M. le président Florent Boudié. Vous remettez en cause mes décisions concernant l’article 45 de la Constitution. Au titre de cet article, je n’ai pas à juger de la constitutionnalité des amendements – sinon, toute saisine du Conseil constitutionnel par soixante députés ou sénateurs serait superfétatoire. Je dois m’attacher à ce que les amendements aient un lien, au moins indirect, avec le texte. Or, même si vous avez raison d’en souligner l’importance, la santé psychologique, la fragilité psychologique ou la vulnérabilité des personnes en rétention – sujet sur lequel le législateur est intervenu à plusieurs reprises, en 2018 ou en 2024, s’agissant de la rétention – ne présentent pas de lien avec la catégorie des personnes visées par la proposition de loi : les personnes dangereuses. C’est la raison pour laquelle les dispositions de l’article 45 ont été appliquées, à vos amendements comme à d’autres. Je ne me prononce pas sur le fond de l’amendement CL52 – même si j’ai évidemment mon petit avis –, je dis seulement qu’il présente bien un lien – direct – avec la question du placement en rétention.
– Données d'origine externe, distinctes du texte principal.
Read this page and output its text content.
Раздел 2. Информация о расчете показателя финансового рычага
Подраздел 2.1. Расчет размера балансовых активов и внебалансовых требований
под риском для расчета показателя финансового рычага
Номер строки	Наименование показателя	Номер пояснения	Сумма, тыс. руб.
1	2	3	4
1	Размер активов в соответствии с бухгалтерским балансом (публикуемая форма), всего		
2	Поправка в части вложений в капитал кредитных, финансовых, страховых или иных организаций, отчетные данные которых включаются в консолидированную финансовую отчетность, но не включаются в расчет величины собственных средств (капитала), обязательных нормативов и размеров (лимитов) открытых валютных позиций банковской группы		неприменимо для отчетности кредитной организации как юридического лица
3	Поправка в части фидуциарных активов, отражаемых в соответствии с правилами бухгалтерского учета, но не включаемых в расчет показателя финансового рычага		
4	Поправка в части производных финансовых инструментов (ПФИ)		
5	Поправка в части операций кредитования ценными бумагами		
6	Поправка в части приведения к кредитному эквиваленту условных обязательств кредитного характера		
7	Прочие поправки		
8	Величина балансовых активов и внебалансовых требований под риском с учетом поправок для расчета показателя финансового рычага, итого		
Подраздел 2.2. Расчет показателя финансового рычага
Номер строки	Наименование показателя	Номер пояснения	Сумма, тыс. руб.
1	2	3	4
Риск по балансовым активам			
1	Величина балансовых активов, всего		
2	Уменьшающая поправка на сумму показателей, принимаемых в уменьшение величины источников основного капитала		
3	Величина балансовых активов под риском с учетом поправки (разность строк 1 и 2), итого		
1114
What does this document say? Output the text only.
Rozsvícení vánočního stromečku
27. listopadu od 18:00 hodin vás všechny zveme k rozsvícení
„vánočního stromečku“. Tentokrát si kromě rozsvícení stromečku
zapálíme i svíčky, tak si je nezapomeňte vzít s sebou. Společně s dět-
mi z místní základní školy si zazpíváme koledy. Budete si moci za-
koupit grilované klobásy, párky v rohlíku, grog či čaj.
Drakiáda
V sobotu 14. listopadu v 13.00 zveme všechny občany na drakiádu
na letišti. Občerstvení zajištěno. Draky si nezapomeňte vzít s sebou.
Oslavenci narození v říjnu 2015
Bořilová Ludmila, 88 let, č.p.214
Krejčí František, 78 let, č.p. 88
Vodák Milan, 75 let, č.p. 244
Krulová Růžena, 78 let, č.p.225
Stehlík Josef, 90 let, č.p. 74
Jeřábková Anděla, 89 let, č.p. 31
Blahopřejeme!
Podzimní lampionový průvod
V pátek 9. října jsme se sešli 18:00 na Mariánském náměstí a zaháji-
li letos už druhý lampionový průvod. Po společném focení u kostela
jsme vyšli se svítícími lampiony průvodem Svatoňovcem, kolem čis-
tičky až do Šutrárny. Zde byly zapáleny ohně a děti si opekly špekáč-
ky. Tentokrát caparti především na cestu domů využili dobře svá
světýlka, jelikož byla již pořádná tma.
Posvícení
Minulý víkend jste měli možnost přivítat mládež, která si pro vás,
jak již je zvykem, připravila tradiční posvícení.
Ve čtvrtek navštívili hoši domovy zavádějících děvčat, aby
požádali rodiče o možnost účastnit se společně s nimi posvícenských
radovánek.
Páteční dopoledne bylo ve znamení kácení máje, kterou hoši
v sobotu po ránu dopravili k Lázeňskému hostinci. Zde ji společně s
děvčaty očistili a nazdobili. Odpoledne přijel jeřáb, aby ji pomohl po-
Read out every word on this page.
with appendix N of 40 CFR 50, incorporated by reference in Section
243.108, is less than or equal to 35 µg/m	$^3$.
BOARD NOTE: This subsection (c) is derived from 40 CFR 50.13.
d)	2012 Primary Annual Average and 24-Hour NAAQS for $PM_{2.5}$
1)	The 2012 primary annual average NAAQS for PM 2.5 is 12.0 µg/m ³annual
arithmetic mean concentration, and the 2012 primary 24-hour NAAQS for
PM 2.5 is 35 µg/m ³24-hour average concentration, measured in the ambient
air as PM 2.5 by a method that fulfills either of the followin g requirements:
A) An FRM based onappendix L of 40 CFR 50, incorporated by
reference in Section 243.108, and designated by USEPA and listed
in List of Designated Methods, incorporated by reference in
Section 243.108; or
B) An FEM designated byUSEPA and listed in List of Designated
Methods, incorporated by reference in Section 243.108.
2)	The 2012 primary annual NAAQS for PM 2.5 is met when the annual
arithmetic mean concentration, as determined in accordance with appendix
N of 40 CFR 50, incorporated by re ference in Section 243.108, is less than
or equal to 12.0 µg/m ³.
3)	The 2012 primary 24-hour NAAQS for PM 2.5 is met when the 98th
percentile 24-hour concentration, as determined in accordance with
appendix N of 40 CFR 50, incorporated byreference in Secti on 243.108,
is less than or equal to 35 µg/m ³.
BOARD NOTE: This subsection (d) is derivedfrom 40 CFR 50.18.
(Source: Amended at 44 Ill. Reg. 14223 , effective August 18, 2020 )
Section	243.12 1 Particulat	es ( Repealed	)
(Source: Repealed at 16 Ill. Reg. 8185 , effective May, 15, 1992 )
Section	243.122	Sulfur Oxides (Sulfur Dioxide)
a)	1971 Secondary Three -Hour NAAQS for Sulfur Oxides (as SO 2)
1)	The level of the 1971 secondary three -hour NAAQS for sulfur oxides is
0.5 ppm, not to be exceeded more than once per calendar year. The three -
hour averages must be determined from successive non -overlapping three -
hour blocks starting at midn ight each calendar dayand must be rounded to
Si vous souhaitez que j’explicite mes décisions prises au titre de l’article 45, je suis prêt à le faire, y compris par écrit.
M. Patrick Hetzel (DR). Je suis un peu étonné par certains arguments développés contre cet amendement. Tout d’abord, faire en sorte que l’on puisse respecter les droits d’une personne suppose de s’assurer de son identité. Si cela n’est pas possible, comment garantir ses droits ? Vous êtes pris dans vos propres contradictions, monsieur Léaument ! Dans un État de droit, il faut évidemment être sûr de disposer de la bonne identité.
Deuxièmement, vous n’avez manifestement pas lu l’amendement. Il dispose que « le recours à la contrainte est strictement proportionné et tient compte de la vulnérabilité de la personne ». Il y a donc des garanties pour l’État de droit. Arrêtez de pousser des cris d’orfraie : tout cela se fait dans le strict respect des principes des droits de l’homme et des valeurs de la République.
La commission adopte l’amendement. L’article 2 bis est ainsi rédigé.
Article 3 (nouveau) (art. L. 742-4, L. 742-5 et L. 742-7 du code de l’entrée et du séjour des étrangers et du droit d’asile) Modification du séquençage des troisièmes et quatrièmes prolongations de la durée de la rétention administrative
Amendements de suppression CL13 de Mme Céline Hervieu, CL18 de Mme Elsa Faucillon, CL24 de M. Ugo Bernalicis et CL30 de M. Jérémie Iordanoff
Mme Céline Hervieu (SOC). La durée de rétention, c’est-à-dire de privation de la liberté d’aller et venir, a un impact direct sur la santé psychique et psychologique. Je ne comprends donc pas votre précédente intervention.
L’article 3 est destiné à faciliter la vie de l’administration, mais nous parlons ici de celle de personnes qui pourront être enfermées 210 jours dans un centre de rétention qui n’est pas adapté à des durées aussi longues. Pour les mêmes raisons que précédemment, nous demandons donc la suppression de cet article.
Nous avions aussi déposé un amendement visant à garantir l’accès des associations et l’accompagnement assuré par celles-ci, d’autant plus nécessaire que la durée de rétention s’allonge. Je ne comprends pas pourquoi on a considéré que ces amendements n’étaient pas recevables.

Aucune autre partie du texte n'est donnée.